Why hadn’t he kept Gibby at the fortress? Why had he driven Meridene away?

  Like a shower of sunshine after a raging storm, enlightenment rained over her. Revas had driven her away. He hadn’t meant those hurtful words. “Damn his noble heart!” she cursed out loud, and pulled her horse to a stop. “I’m going back.”

  Brodie snatched her reins. “You cannot.”

  She looked to William, who looked away. And she knew that her brother had helped deceive her. Only Glennie Forbes met her gaze. Rash and eager, he was too young for noble thoughts. That was why Revas always gave Summerlad command of the Forbesmen. The Macqueen lad had stayed to fight, and he hadn’t been able to look Meridene in the eye when last they met. Shame had caused him to twist his war bands rather than face Meridene and lie. Sim had shied from her. Conal had acted strangely bold. Sibeal had been angered by her husband’s odd behavior.
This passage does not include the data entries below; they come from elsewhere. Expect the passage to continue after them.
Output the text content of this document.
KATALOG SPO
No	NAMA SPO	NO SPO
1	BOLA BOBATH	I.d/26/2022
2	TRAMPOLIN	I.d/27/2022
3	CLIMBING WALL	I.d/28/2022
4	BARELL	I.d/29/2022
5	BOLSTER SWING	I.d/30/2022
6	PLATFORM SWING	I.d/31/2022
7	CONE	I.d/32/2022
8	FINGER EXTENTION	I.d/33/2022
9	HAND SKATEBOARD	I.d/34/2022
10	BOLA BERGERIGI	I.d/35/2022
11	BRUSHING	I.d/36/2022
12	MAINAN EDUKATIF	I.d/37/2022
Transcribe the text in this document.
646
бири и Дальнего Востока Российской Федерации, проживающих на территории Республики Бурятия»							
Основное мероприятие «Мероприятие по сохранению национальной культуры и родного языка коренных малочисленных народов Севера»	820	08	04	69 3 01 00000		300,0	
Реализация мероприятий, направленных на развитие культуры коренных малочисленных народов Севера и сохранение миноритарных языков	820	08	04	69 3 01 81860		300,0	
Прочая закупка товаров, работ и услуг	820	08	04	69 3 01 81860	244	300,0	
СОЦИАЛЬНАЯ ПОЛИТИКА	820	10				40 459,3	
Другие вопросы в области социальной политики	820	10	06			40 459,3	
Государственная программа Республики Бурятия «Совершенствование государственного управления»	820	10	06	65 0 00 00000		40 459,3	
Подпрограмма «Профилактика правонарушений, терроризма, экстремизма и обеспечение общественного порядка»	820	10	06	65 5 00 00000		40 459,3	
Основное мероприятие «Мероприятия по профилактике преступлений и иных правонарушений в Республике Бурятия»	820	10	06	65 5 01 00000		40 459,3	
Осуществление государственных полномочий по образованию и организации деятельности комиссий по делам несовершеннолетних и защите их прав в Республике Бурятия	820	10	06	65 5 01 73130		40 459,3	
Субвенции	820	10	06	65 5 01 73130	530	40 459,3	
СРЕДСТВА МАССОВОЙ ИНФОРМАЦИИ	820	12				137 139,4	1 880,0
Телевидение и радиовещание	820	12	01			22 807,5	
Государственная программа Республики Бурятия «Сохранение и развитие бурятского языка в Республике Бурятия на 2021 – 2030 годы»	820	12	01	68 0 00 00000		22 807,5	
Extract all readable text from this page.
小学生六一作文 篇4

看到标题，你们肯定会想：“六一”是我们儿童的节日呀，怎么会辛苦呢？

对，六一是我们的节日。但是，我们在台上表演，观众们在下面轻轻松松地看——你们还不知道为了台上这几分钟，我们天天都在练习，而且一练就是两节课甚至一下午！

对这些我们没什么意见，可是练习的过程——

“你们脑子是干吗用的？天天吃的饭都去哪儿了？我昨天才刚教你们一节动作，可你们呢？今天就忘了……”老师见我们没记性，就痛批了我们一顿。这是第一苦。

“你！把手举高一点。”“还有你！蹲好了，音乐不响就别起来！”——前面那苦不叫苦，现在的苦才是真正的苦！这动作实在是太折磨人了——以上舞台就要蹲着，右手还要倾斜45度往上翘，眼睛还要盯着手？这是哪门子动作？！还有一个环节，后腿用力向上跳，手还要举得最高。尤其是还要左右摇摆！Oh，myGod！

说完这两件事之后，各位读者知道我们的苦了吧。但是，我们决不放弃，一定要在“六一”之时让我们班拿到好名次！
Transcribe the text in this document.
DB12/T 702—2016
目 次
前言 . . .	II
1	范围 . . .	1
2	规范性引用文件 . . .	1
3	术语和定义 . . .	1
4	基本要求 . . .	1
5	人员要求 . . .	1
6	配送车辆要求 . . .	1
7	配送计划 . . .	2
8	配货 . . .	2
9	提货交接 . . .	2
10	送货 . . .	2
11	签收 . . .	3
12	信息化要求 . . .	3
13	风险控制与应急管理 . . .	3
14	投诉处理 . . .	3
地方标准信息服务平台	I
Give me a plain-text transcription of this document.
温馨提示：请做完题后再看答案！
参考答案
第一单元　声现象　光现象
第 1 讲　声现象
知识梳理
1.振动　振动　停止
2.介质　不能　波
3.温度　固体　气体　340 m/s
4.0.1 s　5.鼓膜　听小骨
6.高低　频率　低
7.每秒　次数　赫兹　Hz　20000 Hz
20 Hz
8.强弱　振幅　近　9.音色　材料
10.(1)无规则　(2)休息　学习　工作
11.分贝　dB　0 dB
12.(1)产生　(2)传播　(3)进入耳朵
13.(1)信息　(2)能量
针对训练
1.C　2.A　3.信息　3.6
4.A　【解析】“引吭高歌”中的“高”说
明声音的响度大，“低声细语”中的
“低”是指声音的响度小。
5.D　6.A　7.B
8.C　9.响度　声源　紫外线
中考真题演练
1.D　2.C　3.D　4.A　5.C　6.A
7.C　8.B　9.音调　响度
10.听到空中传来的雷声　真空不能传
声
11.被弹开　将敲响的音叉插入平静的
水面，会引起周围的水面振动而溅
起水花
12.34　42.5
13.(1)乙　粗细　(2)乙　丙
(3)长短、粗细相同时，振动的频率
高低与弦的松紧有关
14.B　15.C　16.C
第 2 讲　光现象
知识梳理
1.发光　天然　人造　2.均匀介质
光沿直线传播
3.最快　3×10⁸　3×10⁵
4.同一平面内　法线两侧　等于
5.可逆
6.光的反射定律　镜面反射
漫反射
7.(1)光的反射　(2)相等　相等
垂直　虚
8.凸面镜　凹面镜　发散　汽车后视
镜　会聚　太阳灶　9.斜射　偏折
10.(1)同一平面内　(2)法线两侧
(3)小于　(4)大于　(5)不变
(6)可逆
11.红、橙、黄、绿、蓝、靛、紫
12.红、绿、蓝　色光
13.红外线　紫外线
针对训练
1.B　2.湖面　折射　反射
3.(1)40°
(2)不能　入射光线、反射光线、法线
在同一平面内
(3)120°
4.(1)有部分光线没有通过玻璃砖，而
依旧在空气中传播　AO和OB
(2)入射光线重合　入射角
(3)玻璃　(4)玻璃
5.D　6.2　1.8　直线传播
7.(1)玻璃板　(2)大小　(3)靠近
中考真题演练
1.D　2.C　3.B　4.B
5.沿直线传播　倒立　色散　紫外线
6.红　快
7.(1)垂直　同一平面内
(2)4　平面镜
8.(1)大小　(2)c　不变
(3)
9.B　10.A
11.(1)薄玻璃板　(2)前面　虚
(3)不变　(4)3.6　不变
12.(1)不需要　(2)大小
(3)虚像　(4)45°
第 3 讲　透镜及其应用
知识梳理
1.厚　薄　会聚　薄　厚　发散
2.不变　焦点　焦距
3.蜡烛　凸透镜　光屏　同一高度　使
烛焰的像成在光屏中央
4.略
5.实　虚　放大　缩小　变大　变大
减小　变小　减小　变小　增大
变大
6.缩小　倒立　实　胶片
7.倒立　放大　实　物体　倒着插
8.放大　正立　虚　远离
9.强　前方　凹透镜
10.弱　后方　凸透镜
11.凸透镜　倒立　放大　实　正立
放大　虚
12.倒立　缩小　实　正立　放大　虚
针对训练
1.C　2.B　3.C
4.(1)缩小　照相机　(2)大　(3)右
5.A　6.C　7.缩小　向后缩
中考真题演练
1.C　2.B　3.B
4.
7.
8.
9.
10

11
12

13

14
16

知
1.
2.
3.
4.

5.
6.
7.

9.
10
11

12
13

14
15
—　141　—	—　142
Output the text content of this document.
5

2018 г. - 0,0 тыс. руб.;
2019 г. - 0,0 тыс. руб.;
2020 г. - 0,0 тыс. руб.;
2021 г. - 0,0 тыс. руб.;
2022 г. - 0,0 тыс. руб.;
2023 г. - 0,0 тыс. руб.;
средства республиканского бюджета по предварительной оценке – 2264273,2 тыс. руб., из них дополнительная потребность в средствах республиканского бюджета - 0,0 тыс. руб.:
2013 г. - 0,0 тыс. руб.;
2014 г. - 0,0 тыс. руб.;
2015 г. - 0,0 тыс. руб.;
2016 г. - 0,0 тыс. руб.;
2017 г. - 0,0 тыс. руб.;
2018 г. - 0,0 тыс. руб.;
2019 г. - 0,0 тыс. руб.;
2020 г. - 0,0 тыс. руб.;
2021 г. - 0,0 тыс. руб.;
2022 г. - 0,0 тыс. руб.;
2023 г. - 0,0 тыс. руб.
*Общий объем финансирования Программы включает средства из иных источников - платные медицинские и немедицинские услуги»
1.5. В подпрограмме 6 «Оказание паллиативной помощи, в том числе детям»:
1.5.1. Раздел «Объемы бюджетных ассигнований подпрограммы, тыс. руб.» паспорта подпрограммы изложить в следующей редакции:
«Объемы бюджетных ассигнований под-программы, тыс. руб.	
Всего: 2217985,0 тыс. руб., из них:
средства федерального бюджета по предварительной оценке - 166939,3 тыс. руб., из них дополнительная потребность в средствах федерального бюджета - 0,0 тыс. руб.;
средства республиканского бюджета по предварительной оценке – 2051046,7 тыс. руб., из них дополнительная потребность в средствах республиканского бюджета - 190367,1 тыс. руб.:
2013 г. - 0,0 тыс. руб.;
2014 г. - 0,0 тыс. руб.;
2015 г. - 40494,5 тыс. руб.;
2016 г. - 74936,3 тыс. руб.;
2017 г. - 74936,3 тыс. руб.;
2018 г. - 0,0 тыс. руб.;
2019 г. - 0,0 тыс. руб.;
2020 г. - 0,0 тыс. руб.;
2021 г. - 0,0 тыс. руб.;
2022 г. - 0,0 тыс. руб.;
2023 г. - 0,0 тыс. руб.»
  Worse than all of their actions was Revas’s treatment of Meridene. Oh, yes. He had thought to exclude her from the impending strife. Unfortunately for him, he had not considered that she, too, felt responsible for keeping the peace in the Highlands.

  Her father had pledged to end the legend of the Maiden, and through his ill deeds, he had convinced Meridene, for a time, to do the same. But now she would preserve her heritage and honor the women who for centuries had sacrificed to keep peace in the Highlands.

  “Glennie,” she said. “Will you help me teach Revas Macduff that his wife is not a delicate flower?”

  “I . . . ah.” Completely ill at ease, he had to struggle to control his mount.

  “Will you assist me in showing him that it’s wrong to belittle the office of the Maiden of Inverness?” she demanded.

  Suddenly he was a ready warrior. He rose in the saddle. “Aye, my lady. Stand back, Brodie! Forbesmen,” he commanded, “to me!”

  Surrounded by Glennie and his kinsmen, Brodie had no choice but to yield. “The sin falls upon your head, lad.”

  Glennie’s chest swelled and his eyes narrowed with conviction. “ ’Twas wrong of Revas to drive her away. The Maiden belongs in Scotland.”

  William guided his mount close to Meridene’s. “She must go back, Sheriff,” he said thickly. Turning to Meridene, he said, “She’s our only chance. Take heart, sister mine, and remember that you demand a crown from a monster who has ordered your death.”